Estadística aparte, el encuentro se disputó en la hora que duró la primera manga. El control corrió a cargo de Nadal, que enseguida tomó ventaja en el marcador (3-0), que perdió a continuación (3-3). Rafa salvaba luego sin problemas su saque, mientras que Dimitrov salvaba bolas de ‘break’ al límite para alcanzar el 4-4.

5-4 Nadal y servicio Dimitrov, en el siempre delicado décimo juego del set. La presión le cayó de golpe al búlgaro, que acumulaba mucha traca encima porque había defendido cada punto recorriendo muchos metros. Cometió dos dobles faltas y abrió el camino a Rafa, que selló con una derecha paralela que limpió la línea. 6-4 en una hora y un minuto de mucha labor.

Nada nuevo para Rafa, acostumbrado a bregar en tierra si toca, pero una exigencia excesiva para Dimitrov en una arcilla que no ayuda tanto a su tenis de tiros. El muro Nadal se hizo enorme a ojos de Grigor, que ya no tenía el parapeto del tanteador.

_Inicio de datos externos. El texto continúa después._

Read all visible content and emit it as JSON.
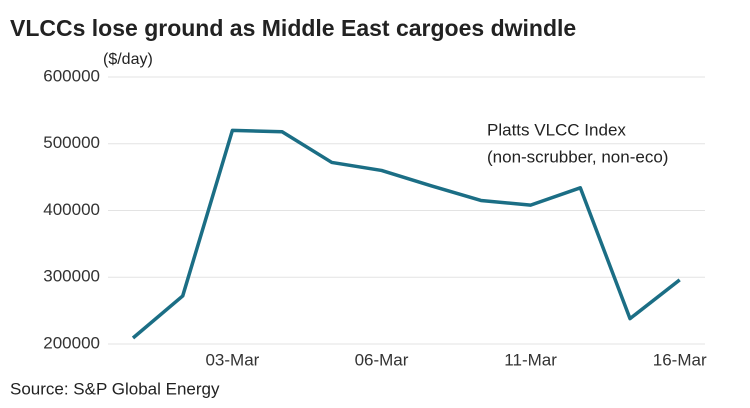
{
  "chart_data": {
    "type": "line",
    "title": "VLCCs lose ground as Middle East cargoes dwindle",
    "y_unit": "($/day)",
    "source": "Source: S&P Global Energy",
    "annotation": [
      "Platts VLCC Index",
      "(non-scrubber, non-eco)"
    ],
    "categories": [
      null,
      null,
      "03-Mar",
      null,
      null,
      "06-Mar",
      null,
      null,
      "11-Mar",
      null,
      null,
      "16-Mar"
    ],
    "series": [
      {
        "name": "Platts VLCC Index",
        "color": "#1b6e85",
        "values": [
          209000,
          272000,
          520000,
          518000,
          472000,
          460000,
          437000,
          415000,
          408000,
          434000,
          238000,
          296000
        ]
      }
    ],
    "ylim": [
      200000,
      600000
    ],
    "yticks": [
      200000,
      300000,
      400000,
      500000,
      600000
    ],
    "grid": true
  }
}
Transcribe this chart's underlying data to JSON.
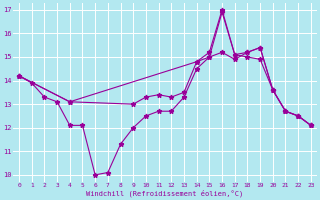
{
  "background_color": "#b3e8f0",
  "grid_color": "#ffffff",
  "line_color": "#990099",
  "xlabel": "Windchill (Refroidissement éolien,°C)",
  "xlim": [
    -0.5,
    23.5
  ],
  "ylim": [
    9.7,
    17.3
  ],
  "yticks": [
    10,
    11,
    12,
    13,
    14,
    15,
    16,
    17
  ],
  "xticks": [
    0,
    1,
    2,
    3,
    4,
    5,
    6,
    7,
    8,
    9,
    10,
    11,
    12,
    13,
    14,
    15,
    16,
    17,
    18,
    19,
    20,
    21,
    22,
    23
  ],
  "line1_jagged": {
    "x": [
      0,
      1,
      2,
      3,
      4,
      5,
      6,
      7,
      8,
      9,
      10,
      11,
      12,
      13,
      14,
      15,
      16,
      17,
      18,
      19,
      20,
      21,
      22,
      23
    ],
    "y": [
      14.2,
      13.9,
      13.3,
      13.1,
      12.1,
      12.1,
      10.0,
      10.1,
      11.3,
      12.0,
      12.5,
      12.7,
      12.7,
      13.3,
      14.5,
      15.0,
      16.9,
      15.1,
      15.0,
      14.9,
      13.6,
      12.7,
      12.5,
      12.1
    ]
  },
  "line2_upper": {
    "x": [
      0,
      4,
      14,
      15,
      16,
      17,
      18,
      19,
      20,
      21,
      22,
      23
    ],
    "y": [
      14.2,
      13.1,
      14.8,
      15.2,
      17.0,
      15.1,
      15.2,
      15.4,
      13.6,
      12.7,
      12.5,
      12.1
    ]
  },
  "line3_flat": {
    "x": [
      0,
      4,
      9,
      10,
      11,
      12,
      13,
      14,
      15,
      16,
      17,
      18,
      19,
      20,
      21,
      22,
      23
    ],
    "y": [
      14.2,
      13.1,
      13.0,
      13.3,
      13.4,
      13.3,
      13.5,
      14.8,
      15.0,
      15.2,
      14.9,
      15.2,
      15.4,
      13.6,
      12.7,
      12.5,
      12.1
    ]
  }
}
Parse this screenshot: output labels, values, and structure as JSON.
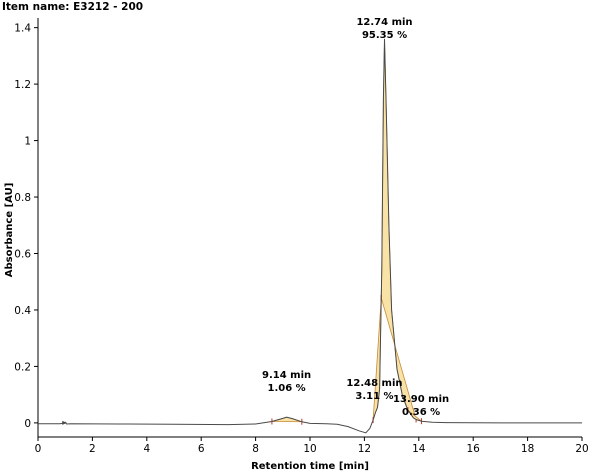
{
  "item_name": "Item name: E3212 - 200",
  "colors": {
    "trace": "#4a4a4a",
    "peak_fill": "#f8e2a6",
    "peak_edge": "#c58a3a",
    "baseline_marker": "#c0392b",
    "axis": "#000000"
  },
  "chart_data": {
    "type": "line",
    "title": "",
    "xlabel": "Retention time [min]",
    "ylabel": "Absorbance [AU]",
    "xlim": [
      0,
      20
    ],
    "ylim": [
      -0.05,
      1.42
    ],
    "x_ticks": [
      0,
      2,
      4,
      6,
      8,
      10,
      12,
      14,
      16,
      18,
      20
    ],
    "y_ticks": [
      0,
      0.2,
      0.4,
      0.6,
      0.8,
      1,
      1.2,
      1.4
    ],
    "x_tick_labels": [
      "0",
      "2",
      "4",
      "6",
      "8",
      "10",
      "12",
      "14",
      "16",
      "18",
      "20"
    ],
    "y_tick_labels": [
      "0",
      "0.2",
      "0.4",
      "0.6",
      "0.8",
      "1",
      "1.2",
      "1.4"
    ],
    "grid": false,
    "series": [
      {
        "points": [
          [
            0.0,
            -0.003
          ],
          [
            0.8,
            -0.003
          ],
          [
            0.95,
            -0.001
          ],
          [
            1.0,
            0.002
          ],
          [
            1.05,
            -0.004
          ],
          [
            1.2,
            -0.003
          ],
          [
            3.0,
            -0.004
          ],
          [
            5.0,
            -0.005
          ],
          [
            7.0,
            -0.006
          ],
          [
            8.0,
            -0.004
          ],
          [
            8.6,
            0.005
          ],
          [
            9.0,
            0.016
          ],
          [
            9.14,
            0.02
          ],
          [
            9.35,
            0.015
          ],
          [
            9.7,
            0.004
          ],
          [
            10.0,
            -0.002
          ],
          [
            10.6,
            -0.003
          ],
          [
            11.0,
            -0.005
          ],
          [
            11.4,
            -0.013
          ],
          [
            11.8,
            -0.028
          ],
          [
            12.05,
            -0.035
          ],
          [
            12.2,
            -0.02
          ],
          [
            12.32,
            0.01
          ],
          [
            12.4,
            0.035
          ],
          [
            12.48,
            0.055
          ],
          [
            12.56,
            0.12
          ],
          [
            12.64,
            0.55
          ],
          [
            12.7,
            1.15
          ],
          [
            12.74,
            1.36
          ],
          [
            12.8,
            1.12
          ],
          [
            12.9,
            0.7
          ],
          [
            13.0,
            0.4
          ],
          [
            13.2,
            0.19
          ],
          [
            13.4,
            0.095
          ],
          [
            13.6,
            0.045
          ],
          [
            13.8,
            0.018
          ],
          [
            13.9,
            0.012
          ],
          [
            14.1,
            0.006
          ],
          [
            14.5,
            0.002
          ],
          [
            15.0,
            0.001
          ],
          [
            17.0,
            0.0
          ],
          [
            20.0,
            0.0
          ]
        ]
      }
    ],
    "peaks": [
      {
        "rt": 9.14,
        "range": [
          8.6,
          9.7
        ],
        "label_time": "9.14 min",
        "label_area": "1.06 %"
      },
      {
        "rt": 12.48,
        "range": [
          12.32,
          12.62
        ],
        "label_time": "12.48 min",
        "label_area": "3.11 %"
      },
      {
        "rt": 12.74,
        "range": [
          12.62,
          13.9
        ],
        "label_time": "12.74 min",
        "label_area": "95.35 %"
      },
      {
        "rt": 13.9,
        "range": [
          13.6,
          14.1
        ],
        "label_time": "13.90 min",
        "label_area": "0.36 %"
      }
    ]
  }
}
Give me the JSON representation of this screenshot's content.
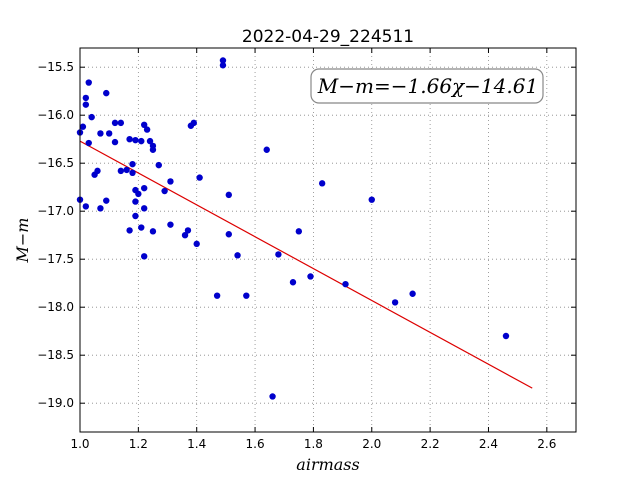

Se fundió Dimitrov cediendo dos servicios en blanco. Nadal, imperturbable. Sólido, mandando mensajes gestuales al adversario de que su máquina estaba engrasada y lista para triturar. Parcial de 7-0 Nadal, y al búlgaro no le quedó otra que al menos librarse del ‘rosco’.

Otra lección de Nadal, distinta pero igual de efectiva. Incluso más inquietante para el oponente: seguridad máxima aun en días menos brillantes, como éste, penalizado desde un saque que no ayudó. Eso sí, mente clarividente y a buscar el revés de Dimitrov con bolas altas y cada vez más anguladas para aniquilaro, aunque fuera a cámara lenta respecto a lo sucedido con Thiem.